Despite never being prepared for any event in my life – from the Leaving Cert, to marriage, to last year’s tax deadlines – somehow we managed to be ready for the snow. Having a large family means you are always ready for the feeding of the five thousand, with stacks of unlabelled containers containing non-descript meals languishing in the freezer. Dinner became ‘chicken with red sauce’ or ‘chicken with brown sauce and possibly onions’ as we worked our way through meals of indeterminate age, but it was in the provision of treats that we fell down.
In our post-apocalyptic household, treats are the main currency – used to barter, bribe, or lure children in from a force ten blizzard. Towards the end of the four day test of endurance, I was tearing the house apart looking for even a discarded Freddo, left over from the good times before civilisation fell. In the end I found a few chunks of birthday cake at the bottom of the freezer; whose birthday, I don’t know, and what vintage was unknown, but it was chocolate cake and that was all that mattered. I briefly wondered to myself if this was what it was like for Crean and Shackleton, as I made myself another Nespresso to wash down the cake.

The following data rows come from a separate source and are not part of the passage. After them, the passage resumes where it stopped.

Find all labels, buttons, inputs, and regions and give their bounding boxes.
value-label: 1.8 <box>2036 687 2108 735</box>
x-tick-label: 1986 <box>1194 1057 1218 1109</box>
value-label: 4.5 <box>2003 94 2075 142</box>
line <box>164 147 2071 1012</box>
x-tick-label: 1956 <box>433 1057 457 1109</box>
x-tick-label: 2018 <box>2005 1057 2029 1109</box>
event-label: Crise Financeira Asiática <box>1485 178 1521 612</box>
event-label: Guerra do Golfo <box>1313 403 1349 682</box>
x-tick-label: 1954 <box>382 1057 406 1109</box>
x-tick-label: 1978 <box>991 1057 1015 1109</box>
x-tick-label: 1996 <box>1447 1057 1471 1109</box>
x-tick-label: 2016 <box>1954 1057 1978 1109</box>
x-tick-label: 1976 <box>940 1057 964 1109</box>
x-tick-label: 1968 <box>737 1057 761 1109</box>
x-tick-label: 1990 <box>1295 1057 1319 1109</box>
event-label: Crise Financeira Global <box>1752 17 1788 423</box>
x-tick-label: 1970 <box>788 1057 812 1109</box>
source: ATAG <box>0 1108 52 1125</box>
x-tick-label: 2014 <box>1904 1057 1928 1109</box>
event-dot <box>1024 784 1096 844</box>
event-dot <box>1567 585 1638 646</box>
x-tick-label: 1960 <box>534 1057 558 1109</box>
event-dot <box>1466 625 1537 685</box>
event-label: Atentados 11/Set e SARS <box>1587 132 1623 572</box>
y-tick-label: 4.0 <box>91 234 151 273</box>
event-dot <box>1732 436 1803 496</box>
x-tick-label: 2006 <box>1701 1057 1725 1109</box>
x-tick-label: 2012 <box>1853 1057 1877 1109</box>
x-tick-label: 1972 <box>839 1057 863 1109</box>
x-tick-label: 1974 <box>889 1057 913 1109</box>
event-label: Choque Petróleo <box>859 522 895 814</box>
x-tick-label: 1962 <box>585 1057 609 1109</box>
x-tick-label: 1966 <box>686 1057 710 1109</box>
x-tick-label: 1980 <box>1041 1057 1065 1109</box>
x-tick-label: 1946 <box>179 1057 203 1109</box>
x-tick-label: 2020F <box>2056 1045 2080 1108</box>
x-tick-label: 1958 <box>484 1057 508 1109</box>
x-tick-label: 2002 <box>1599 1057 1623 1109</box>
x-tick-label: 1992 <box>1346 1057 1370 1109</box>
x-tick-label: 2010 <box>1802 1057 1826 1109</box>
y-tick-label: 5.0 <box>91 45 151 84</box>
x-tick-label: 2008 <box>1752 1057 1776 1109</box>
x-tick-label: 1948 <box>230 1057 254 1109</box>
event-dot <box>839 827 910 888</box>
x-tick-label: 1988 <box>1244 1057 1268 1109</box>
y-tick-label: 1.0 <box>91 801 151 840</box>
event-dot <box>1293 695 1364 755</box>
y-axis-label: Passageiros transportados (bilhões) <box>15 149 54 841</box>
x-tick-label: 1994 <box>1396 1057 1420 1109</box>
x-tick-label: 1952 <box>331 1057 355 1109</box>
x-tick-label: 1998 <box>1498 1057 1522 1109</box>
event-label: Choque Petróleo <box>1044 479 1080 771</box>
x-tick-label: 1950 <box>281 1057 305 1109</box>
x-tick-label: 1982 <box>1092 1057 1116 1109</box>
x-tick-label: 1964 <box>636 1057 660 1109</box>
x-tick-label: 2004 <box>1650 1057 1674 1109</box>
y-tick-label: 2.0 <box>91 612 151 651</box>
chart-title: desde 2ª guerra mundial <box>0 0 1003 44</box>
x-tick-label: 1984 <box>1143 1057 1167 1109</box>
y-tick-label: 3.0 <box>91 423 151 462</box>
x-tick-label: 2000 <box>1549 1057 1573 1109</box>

Thanks to the internet and our propensity to record every moment of our lives, we have all become little surveillance cameras; a truck jackknifed in Cork last month and four people were fined for trying to capture images and video of the crash on their phones, even though there were gardaí and emergency services at the scene. Our desire to create content as offerings to the great gods of the internet has led us to lose a sense of agency – many of us have become watchers, as opposed to doers. But however bleak the scenes of a Lidl being torn apart like something from Mad Max were, the snow also brought home how innately good we are, and how fast we act to help others when called upon, whether or not we think we are being watched or filmed.
As for Bentham, he would probably be glad to know that he was mostly right about people, even if his prison design wasn’t his greatest idea. As for the man himself, after his death his skeleton was dressed in his clothes and mounted in a glass case with a wax version of his own head, and place in the halls of University College London. His cadaver even contains a webcam, and you can log on and see the world as he does, for better or for worse.